孙源说:“这几天不行,你得等到冬至以后。
我还要问他为什么,他却已经走到了电脑前说:“别特么一天到晚跟十万个为什么似的,没事多看看书,常识性的东西是不需要人教的。”
说完马上对正沉迷于游戏的男生说:“来来,哥们儿,我把这台也打开,咱们一块玩,你带我飞啊。”

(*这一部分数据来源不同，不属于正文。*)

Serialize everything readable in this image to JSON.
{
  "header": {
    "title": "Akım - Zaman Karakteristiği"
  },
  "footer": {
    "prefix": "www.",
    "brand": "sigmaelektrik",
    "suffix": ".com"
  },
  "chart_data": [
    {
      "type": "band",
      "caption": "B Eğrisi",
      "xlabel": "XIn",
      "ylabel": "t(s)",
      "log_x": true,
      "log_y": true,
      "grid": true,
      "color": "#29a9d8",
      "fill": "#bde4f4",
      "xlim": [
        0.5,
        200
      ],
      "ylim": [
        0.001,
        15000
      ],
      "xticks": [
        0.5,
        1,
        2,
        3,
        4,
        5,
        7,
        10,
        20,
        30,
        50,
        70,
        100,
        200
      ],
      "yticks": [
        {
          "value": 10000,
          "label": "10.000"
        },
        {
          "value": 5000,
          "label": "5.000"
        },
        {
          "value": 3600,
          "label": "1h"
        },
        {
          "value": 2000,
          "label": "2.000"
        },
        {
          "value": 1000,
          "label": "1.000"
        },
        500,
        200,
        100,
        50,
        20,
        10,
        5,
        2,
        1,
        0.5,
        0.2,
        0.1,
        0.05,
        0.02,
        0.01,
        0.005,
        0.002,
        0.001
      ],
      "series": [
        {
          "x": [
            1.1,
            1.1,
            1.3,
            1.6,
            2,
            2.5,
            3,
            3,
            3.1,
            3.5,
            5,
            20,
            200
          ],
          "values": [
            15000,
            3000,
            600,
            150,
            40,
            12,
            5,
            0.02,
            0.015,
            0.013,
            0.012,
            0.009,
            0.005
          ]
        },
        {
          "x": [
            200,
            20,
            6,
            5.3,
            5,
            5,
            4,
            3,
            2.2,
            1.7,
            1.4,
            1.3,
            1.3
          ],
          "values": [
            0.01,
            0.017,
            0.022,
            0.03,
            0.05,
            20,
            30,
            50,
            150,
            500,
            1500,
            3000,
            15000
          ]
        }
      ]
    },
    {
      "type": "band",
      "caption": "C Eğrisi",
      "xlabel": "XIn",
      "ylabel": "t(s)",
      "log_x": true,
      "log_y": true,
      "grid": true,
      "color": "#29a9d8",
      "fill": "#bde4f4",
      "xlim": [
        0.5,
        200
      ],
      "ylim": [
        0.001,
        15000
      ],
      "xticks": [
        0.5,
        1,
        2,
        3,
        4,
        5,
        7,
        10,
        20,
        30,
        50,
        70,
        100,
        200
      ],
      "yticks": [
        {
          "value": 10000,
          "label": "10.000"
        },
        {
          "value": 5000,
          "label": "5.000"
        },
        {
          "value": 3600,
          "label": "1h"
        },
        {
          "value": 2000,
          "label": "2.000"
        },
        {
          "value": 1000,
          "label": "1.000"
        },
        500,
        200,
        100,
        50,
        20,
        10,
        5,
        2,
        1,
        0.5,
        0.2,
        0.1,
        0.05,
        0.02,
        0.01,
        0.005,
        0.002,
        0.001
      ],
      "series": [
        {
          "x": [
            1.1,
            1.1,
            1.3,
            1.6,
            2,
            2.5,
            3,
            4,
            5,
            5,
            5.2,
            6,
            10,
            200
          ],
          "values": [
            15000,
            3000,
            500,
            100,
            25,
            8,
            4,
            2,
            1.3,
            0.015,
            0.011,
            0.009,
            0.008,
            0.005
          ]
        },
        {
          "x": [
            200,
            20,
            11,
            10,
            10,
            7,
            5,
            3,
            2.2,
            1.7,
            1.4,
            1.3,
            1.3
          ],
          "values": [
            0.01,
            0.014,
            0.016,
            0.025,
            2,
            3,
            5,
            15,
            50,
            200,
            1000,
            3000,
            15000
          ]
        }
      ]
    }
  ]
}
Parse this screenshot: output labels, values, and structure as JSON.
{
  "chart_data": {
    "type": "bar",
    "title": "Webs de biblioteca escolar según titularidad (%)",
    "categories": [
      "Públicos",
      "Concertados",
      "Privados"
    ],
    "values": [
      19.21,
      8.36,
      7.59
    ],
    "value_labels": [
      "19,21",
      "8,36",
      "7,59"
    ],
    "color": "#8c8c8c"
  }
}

那孩子估计是玩迷糊了,语气冷淡地说:“这个光靠别人带是不行的,得自己有灵气,多练。”
看着孙源又恢复到便秘的样子,我忍不住就笑出了声。
从庙里出来,立马跟刘洪涛打电话,把孙源的话原封不动的说给他听,刘洪涛不跌声应着:“好,好,好。”
完了才问:“你是从哪儿请的大师,我能见见吗?”
我一想到孙源的样子就回拒他说:“以后有机会了吧,这货是个变态。”
刘洪涛“啊”了一声,没再说这个,忙着又问我说:“那个孩子怎么样了,我一会儿路过你们家,过去看看他吧。”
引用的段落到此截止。